Encuentro de FeNaT-CTA: Proyecto Esperanza, un faro en la frontera

Por Verónica Franco

Proyecto Esperanza es una ONG orientada a paliar las necesidades del Barrio Acapulco, en San Francisco, lindero a Frontera, una localidad de la provincia de Santa Fe, de la que está separado por una calle. Cuenta con un merendero-comedor que contiene a 50 niños y niñas, en un salón prestado, y se sostiene con el trabajo voluntario y las donaciones de los vecinos.

Gladys Medina es la encargada del merendero y comedor Proyecto Esperanza, y este año asumió la conducción, como Secretaria Adjunta, de la CTA Autónoma Regional San Francisco.

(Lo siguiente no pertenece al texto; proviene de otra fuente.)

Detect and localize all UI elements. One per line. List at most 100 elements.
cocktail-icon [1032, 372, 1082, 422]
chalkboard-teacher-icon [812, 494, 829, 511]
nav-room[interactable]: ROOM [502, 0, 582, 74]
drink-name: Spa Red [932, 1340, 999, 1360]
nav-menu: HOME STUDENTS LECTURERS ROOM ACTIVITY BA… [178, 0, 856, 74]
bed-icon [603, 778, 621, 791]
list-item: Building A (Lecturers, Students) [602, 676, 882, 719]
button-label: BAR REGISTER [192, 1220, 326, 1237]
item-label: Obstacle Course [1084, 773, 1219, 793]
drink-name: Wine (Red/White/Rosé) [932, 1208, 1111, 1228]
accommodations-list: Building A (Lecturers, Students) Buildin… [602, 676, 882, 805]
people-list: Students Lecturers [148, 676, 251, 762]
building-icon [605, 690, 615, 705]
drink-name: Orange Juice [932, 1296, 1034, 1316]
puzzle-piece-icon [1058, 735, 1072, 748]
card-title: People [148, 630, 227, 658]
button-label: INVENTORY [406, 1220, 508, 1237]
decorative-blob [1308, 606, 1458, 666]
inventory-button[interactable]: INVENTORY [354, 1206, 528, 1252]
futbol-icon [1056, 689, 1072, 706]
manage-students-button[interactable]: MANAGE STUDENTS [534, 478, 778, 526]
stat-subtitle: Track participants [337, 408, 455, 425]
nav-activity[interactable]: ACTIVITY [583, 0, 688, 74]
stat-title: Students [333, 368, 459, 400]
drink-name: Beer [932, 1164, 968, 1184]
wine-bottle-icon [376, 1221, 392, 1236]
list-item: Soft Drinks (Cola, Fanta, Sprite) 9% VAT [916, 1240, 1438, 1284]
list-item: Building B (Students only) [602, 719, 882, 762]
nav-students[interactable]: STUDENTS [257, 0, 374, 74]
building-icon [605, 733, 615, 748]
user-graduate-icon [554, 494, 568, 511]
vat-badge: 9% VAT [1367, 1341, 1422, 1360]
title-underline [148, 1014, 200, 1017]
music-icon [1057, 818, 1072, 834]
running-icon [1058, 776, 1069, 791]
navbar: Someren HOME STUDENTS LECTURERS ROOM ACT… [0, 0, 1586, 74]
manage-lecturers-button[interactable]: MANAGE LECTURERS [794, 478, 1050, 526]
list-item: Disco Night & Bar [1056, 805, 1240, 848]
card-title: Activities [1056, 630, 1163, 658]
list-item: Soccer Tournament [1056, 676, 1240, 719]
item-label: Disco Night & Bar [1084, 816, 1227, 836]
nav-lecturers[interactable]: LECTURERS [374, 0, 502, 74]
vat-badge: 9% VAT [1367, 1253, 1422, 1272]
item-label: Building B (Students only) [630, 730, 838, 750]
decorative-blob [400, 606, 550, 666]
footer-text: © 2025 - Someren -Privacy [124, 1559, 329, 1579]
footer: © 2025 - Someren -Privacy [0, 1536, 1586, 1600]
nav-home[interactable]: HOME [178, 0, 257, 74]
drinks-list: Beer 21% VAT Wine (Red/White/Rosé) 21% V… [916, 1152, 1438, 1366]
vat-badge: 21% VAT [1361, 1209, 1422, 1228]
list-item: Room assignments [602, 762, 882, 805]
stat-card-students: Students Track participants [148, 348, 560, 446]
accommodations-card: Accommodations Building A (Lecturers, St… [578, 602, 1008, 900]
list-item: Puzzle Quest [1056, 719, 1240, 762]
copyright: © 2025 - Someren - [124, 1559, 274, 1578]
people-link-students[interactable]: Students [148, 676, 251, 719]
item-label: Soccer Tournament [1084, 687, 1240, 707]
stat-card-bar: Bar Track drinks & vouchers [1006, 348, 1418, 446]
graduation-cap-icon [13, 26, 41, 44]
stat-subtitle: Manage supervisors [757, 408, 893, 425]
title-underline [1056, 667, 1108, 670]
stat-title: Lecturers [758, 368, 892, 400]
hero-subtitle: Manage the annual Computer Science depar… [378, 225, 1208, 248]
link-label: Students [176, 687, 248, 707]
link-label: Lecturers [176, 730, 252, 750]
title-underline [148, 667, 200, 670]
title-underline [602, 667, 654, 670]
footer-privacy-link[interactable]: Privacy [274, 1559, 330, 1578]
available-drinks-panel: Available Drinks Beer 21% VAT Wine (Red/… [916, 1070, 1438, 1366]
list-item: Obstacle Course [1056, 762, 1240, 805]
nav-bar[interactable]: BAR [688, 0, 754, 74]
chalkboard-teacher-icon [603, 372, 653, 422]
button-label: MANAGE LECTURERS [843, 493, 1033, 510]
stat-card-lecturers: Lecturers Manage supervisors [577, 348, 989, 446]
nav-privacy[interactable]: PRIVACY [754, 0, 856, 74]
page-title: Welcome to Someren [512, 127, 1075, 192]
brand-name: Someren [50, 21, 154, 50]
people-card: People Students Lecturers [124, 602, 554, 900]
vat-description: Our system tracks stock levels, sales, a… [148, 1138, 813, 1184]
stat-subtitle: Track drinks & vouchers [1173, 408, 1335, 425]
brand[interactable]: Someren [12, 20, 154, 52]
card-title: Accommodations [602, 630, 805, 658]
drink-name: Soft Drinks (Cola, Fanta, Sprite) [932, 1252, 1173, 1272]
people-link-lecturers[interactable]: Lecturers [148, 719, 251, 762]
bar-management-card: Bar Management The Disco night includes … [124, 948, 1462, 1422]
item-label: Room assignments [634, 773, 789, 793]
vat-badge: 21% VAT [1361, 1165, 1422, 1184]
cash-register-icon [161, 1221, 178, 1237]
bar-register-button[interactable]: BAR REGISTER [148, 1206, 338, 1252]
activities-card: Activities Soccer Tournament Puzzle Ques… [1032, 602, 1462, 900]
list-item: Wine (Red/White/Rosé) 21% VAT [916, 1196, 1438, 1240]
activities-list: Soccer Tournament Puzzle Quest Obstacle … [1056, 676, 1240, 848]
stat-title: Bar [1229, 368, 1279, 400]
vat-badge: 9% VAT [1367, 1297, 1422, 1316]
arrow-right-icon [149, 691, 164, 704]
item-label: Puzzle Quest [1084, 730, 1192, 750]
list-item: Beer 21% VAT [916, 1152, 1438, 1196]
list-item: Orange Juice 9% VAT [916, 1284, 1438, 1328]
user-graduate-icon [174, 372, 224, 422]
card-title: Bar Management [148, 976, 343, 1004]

El Proyecto Esperanza es una ONG que tiene un merendero donde brindan merienda y cena a unos 50 niños y niñas en esta ciudad de la provincia de Córdoba. Inició su labor hace más de 4 años siendo solo un merendero y fue una iniciativa impulsada por la iglesia evangélica a la cual Gladys pertenece. Con los años el Proyecto creció hasta conformarse en una ONG con el fin de paliar otras necesidades que exceden el alimento, como la recreación y la contención social a través de talleres de arte, actividades deportivas y clases de baile. Hace un año el merendero sito en el Barrio Acapulco comenzó a trabajar en conjunto con la CTA Autónoma y es parte de la Federación Nacional Territorial (FeNaT-CTA) junto a otras iniciativas de trabajo y organización territorial en el país.

“Se comenzó con muchas dificultades porque no se consiguen donaciones hasta que pudimos hacernos conocer y mostrar lo que hacíamos. Y de allí, se abrieron muchas puertas que permitieron contar con la mercadería para dar a merienda todos los días”, recuerda Gladys sobre los inicios del Proyecto Esperanza. El salón donde dan la merienda y cena lo presta un señor que asiste a la Iglesia. Es un humilde galpón de paredes blancas y naranjas, con dos mesas largas y tiene unos banderines de colores que adornan el techo.

La ONG ha logrado, gracias a donaciones y el trabajo voluntario de las vecinas, que los niños del barrio tengan asegurada la merienda de lunes a sábado, y la cena los miércoles y viernes. Las voluntarias expresan que dan la cena también porque la escuela del barrio no tiene comedor, y que para ello no reciben ayuda del Gobierno.

“Hay gente que dona leche, cacao, azúcar, todas las semanas. Y para la cena hay dos carnicerías, dos pollerías que donan, un señor que tiene una verdulería al por mayor y el gas lo dona un estudio jurídico” expresa Medina, y cuenta que las tareas de autogestión, como venta de pastelitos y empanadas, las hacen para pagar la luz y el mantenimiento del salón.

La Secretaria Adjunta de la CTA-A San Francisco dice que el barrio donde está el merendero se encuentra muy convulsionado por las drogas y que todos los días hay tiroteos: “La mayor parte de la gente es gente trabajadora y buena, pero hay muchos grupos narcos que venden al menudeo, droga, y los tiros son porque se disputan el liderazgo en el barrio. Hay muchas familias numerosas, hay mucha violencia, niños con papas adictos, alcohólicos”, expresa Medina sobre la situación del barrio fronterizo de Acapulco.

Gladys dice que trata de generar en el merendero el mejor ambiente de contención y paz posible, ya que los niños y niñas del barrio están expuestos a una violencia constante: “Los niños han encontrado en el merendero un lugar donde poder sentirse bien, ser ellos y que alguien los ame tan cual son. Que no les griten, porque esa es la consigna que yo impuse con las chicas que ahora me ayudan”, expresa.